The difference between IntPtr\UIntPtr is the same as the differences found between: Int32\UInt32 (ie, it's all about how the numbers get interpreted.)
Usually, it doesn't matter which you choose, but, as mentioned, in some cases, it can come back to bite you.
(I'm not sure why MS chose IntPtr to begin with(CLS Compliance, etc,.), memory is handled as a DWORD(u32), meaning it's unsigned, thus, the preferred method should be UIntPtr, not IntPtr, right?)
Even: UIntPtr.Add()
Seems wrong to me, it takes a UIntPtr as a pointer, and an 'int' for the offset. (When, to me, 'uint' would make much more sense.
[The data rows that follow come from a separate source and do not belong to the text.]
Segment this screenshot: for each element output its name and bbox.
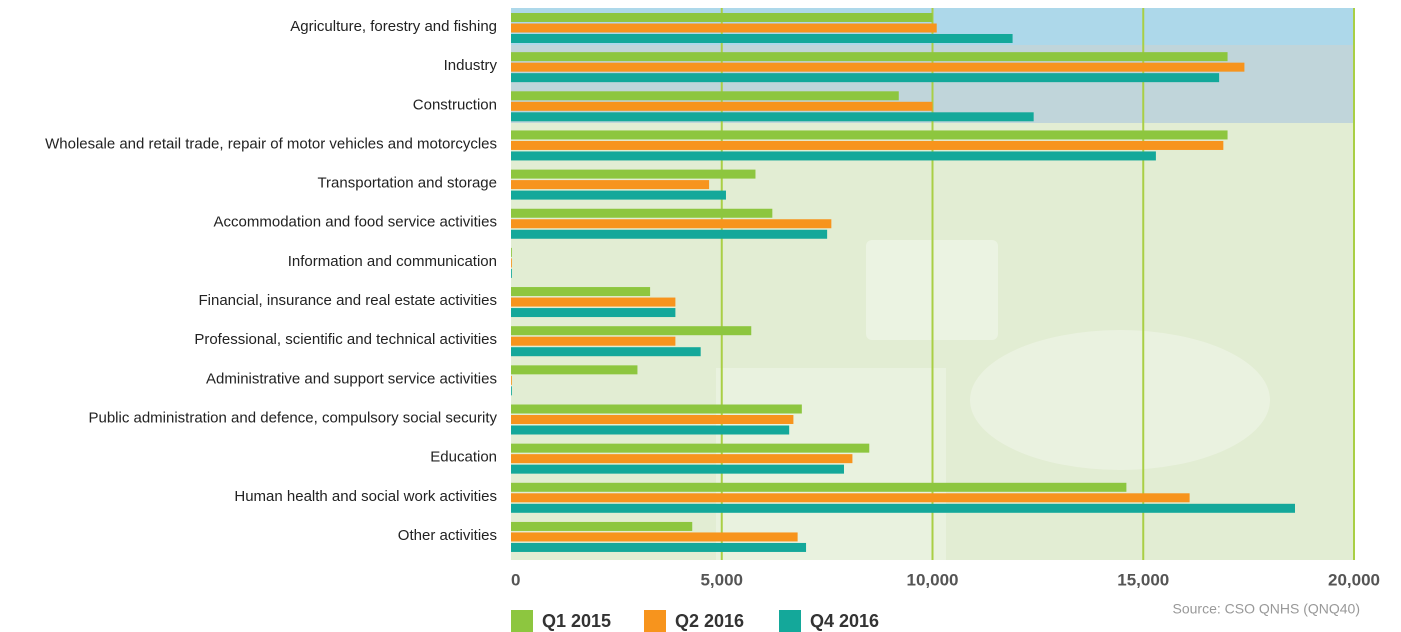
category-label: Construction xyxy=(413,96,497,113)
bar xyxy=(511,425,790,435)
x-tick-label: 20,000 xyxy=(1328,570,1380,589)
legend-swatch xyxy=(644,610,666,632)
bar xyxy=(511,180,710,190)
category-label: Education xyxy=(430,449,497,466)
bar xyxy=(511,140,1224,150)
decor-wall xyxy=(716,368,946,560)
bar xyxy=(511,365,638,375)
bar xyxy=(511,130,1228,140)
bar xyxy=(511,532,798,542)
bar xyxy=(511,386,512,396)
legend-label: Q2 2016 xyxy=(675,611,744,631)
bar xyxy=(511,415,794,424)
x-tick-label: 5,000 xyxy=(700,570,743,589)
category-label: Other activities xyxy=(398,527,497,544)
bar xyxy=(511,482,1127,492)
legend-label: Q4 2016 xyxy=(810,611,879,631)
source: Source: CSO QNHS (QNQ40) xyxy=(1173,601,1361,617)
x-tick-label: 15,000 xyxy=(1117,570,1169,589)
bar xyxy=(511,23,937,33)
bar xyxy=(511,34,1013,43)
bar xyxy=(511,101,933,111)
legend-label: Q1 2015 xyxy=(542,611,611,631)
bar xyxy=(511,287,651,297)
bar xyxy=(511,13,933,22)
bar xyxy=(511,268,512,278)
bar xyxy=(511,454,853,464)
bar xyxy=(511,493,1190,503)
bar xyxy=(511,375,512,385)
category-label: Human health and social work activities xyxy=(234,488,497,505)
bar xyxy=(511,258,512,268)
category-label: Financial, insurance and real estate act… xyxy=(199,292,498,309)
bar xyxy=(511,404,802,414)
bar xyxy=(511,247,512,257)
category-label: Information and communication xyxy=(288,253,497,270)
bar xyxy=(511,542,807,552)
bar xyxy=(511,347,701,357)
bar xyxy=(511,151,1156,161)
legend-swatch xyxy=(511,610,533,632)
bar xyxy=(511,219,832,229)
bar xyxy=(511,443,870,453)
category-label: Professional, scientific and technical a… xyxy=(194,331,497,348)
bar xyxy=(511,190,726,200)
decor-cow xyxy=(970,330,1270,470)
bar xyxy=(511,464,844,474)
bar xyxy=(511,326,752,336)
bar xyxy=(511,62,1245,72)
bar xyxy=(511,297,676,307)
bar xyxy=(511,336,676,346)
x-tick-label: 10,000 xyxy=(907,570,959,589)
category-label: Industry xyxy=(444,57,498,74)
bar xyxy=(511,521,693,531)
legend-swatch xyxy=(779,610,801,632)
category-label: Accommodation and food service activitie… xyxy=(214,214,497,231)
bar xyxy=(511,503,1295,513)
category-label: Administrative and support service activ… xyxy=(206,370,497,387)
x-tick-label: 0 xyxy=(511,570,520,589)
bar xyxy=(511,308,676,318)
category-label: Wholesale and retail trade, repair of mo… xyxy=(45,135,497,152)
bar xyxy=(511,208,773,218)
bar xyxy=(511,229,828,239)
bar xyxy=(511,73,1220,83)
bar xyxy=(511,112,1034,122)
bar xyxy=(511,91,899,101)
category-label: Transportation and storage xyxy=(317,175,497,192)
category-label: Agriculture, forestry and fishing xyxy=(290,18,497,35)
bar xyxy=(511,52,1228,62)
category-label: Public administration and defence, compu… xyxy=(88,409,497,426)
bar xyxy=(511,169,756,179)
Why feed a signed value to an unsigned method, when, more than likely the code cast it to 'uint' under the hood. /facepalm)
I would personally prefer UIntPtr over IntPtr simply because the unsigned values match the values of the underlying memory which I'm working with. :)
Btw, I'll likely end up creating my own pointer type(using UInt32), built specifically for working directly with memory. (I'm guessing that UIntPtr isn't going to catch all the possible bad memory issues, ie, 0xBADF00D, etc, etc,. Which is a CTD waiting to happen... I'll have to see how the built in type handles things first, hopefully, a null\zero check is properly filtering out stuff like this.)